Nanoptera In Higher-Order Nonlinear Schr\"odinger Equations: Effects Of Discretization

TL;DR

This paper investigates how discretization affects nanoptera in higher-order nonlinear Schr"odinger equations, revealing differences in oscillatory tail behavior and bifurcation points between continuous and discrete models.

Contribution

It introduces exponential asymptotic analysis to compare nanoptera in continuous and discretized Karpman equations, highlighting discretization impacts on bifurcation and tail characteristics.

Findings

Discretization alters nanoptera tail amplitudes and periods.

Bifurcation points depend on discretization parameters.

Higher-order discretizations tend to a nonzero bifurcation constant.

Abstract

We consider generalizations of nonlinear Schr\"odinger equations, which we call "Karpman equations", that include additional linear higher-order derivatives.
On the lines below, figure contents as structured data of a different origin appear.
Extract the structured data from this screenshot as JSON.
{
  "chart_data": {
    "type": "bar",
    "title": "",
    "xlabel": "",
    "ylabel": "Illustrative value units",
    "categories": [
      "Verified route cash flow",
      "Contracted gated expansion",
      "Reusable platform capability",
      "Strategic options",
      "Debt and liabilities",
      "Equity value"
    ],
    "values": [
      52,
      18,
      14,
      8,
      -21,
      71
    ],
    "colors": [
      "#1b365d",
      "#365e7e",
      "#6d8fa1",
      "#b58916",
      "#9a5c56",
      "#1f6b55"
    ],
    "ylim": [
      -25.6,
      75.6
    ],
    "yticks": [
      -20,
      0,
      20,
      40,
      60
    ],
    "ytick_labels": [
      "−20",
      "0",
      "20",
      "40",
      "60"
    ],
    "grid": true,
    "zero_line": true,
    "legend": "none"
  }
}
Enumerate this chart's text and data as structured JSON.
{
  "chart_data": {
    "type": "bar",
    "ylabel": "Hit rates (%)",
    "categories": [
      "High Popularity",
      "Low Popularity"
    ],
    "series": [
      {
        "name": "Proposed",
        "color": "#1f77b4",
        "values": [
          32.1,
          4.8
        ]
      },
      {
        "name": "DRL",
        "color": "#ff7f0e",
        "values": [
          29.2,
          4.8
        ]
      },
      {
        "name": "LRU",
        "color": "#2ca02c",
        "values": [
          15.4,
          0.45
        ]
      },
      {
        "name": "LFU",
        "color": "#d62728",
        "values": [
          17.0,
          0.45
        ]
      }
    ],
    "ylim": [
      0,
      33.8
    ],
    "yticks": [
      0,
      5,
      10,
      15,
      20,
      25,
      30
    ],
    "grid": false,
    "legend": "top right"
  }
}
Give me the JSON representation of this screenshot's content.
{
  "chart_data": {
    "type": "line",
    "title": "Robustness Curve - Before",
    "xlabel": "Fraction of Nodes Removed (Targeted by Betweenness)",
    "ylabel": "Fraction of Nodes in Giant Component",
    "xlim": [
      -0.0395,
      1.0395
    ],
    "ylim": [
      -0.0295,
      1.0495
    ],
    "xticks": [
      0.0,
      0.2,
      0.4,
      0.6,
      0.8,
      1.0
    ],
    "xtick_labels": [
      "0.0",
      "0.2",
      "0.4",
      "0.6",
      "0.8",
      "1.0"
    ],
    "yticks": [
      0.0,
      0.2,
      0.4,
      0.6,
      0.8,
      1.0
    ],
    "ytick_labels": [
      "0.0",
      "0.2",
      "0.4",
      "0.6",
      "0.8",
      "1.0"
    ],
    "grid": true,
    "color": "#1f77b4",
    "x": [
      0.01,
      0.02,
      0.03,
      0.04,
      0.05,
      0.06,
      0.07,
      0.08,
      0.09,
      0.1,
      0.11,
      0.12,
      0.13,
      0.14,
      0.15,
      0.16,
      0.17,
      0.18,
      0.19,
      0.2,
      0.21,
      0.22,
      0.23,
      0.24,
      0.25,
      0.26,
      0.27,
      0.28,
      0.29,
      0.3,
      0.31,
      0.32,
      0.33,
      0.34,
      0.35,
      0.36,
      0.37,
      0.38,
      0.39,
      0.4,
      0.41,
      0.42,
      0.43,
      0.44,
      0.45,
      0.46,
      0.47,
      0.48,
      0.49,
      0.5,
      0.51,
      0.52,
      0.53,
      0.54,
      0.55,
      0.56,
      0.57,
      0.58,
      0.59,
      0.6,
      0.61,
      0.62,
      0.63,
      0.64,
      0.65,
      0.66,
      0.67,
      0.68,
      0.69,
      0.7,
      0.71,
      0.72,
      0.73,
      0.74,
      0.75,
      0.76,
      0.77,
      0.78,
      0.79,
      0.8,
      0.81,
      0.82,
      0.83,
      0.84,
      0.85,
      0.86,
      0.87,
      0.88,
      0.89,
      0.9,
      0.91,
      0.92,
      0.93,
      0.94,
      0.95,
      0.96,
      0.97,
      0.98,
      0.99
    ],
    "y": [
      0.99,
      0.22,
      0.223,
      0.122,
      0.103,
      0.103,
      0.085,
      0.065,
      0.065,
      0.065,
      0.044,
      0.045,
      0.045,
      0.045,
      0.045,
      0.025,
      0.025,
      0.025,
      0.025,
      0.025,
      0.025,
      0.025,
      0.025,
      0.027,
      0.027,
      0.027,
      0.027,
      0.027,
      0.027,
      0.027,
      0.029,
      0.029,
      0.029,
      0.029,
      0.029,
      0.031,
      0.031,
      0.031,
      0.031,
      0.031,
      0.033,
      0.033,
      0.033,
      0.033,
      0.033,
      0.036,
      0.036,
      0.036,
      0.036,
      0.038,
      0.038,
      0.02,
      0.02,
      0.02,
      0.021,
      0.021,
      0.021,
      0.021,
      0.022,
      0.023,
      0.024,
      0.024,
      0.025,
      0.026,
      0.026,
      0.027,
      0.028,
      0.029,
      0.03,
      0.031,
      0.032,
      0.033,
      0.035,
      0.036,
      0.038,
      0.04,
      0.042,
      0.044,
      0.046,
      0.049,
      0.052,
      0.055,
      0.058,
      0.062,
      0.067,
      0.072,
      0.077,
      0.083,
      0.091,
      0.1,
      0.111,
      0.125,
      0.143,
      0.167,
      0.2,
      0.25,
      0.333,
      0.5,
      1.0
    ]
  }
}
Singularly-perturbed Karpman equations produce generalized solitary waves (GSWs) in the form of solitary waves with exponentially small oscillatory tails. Nanoptera are a special case of GSWs in which these oscillatory tails do not decay. Previous research on continuous third-order and fourth-order Karpman equations has shown that nanoptera occur in specific settings. We use exponential asymptotic techniques to identify traveling nanoptera in singularly-perturbed continuous Karpman equations. We then study the effect of discretization on nanoptera by applying a finite-difference discretization to continuous Karpman equations and studying traveling-wave solutions. The finite-difference discretization turns a continuous Karpman equation into an advance--delay equation, which we study using exponential asymptotic analysis. By comparing nanoptera in these discrete Karpman equations with nanoptera in their continuous counterparts, we show that the oscillation amplitudes and periods in the nanoptera tails differ in the continuous and discretized equations. We also show that the parameter values at which there is a bifurcation between nanopteron and decaying oscillatory solutions depends on the choice of discretization. Finally, by comparing different higher-order discretizations of the fourth-order Karpman equation, we show that the bifurcation value tends to a nonzero constant for large orders, rather than to $0$ as in the associated continuous Karpman equation.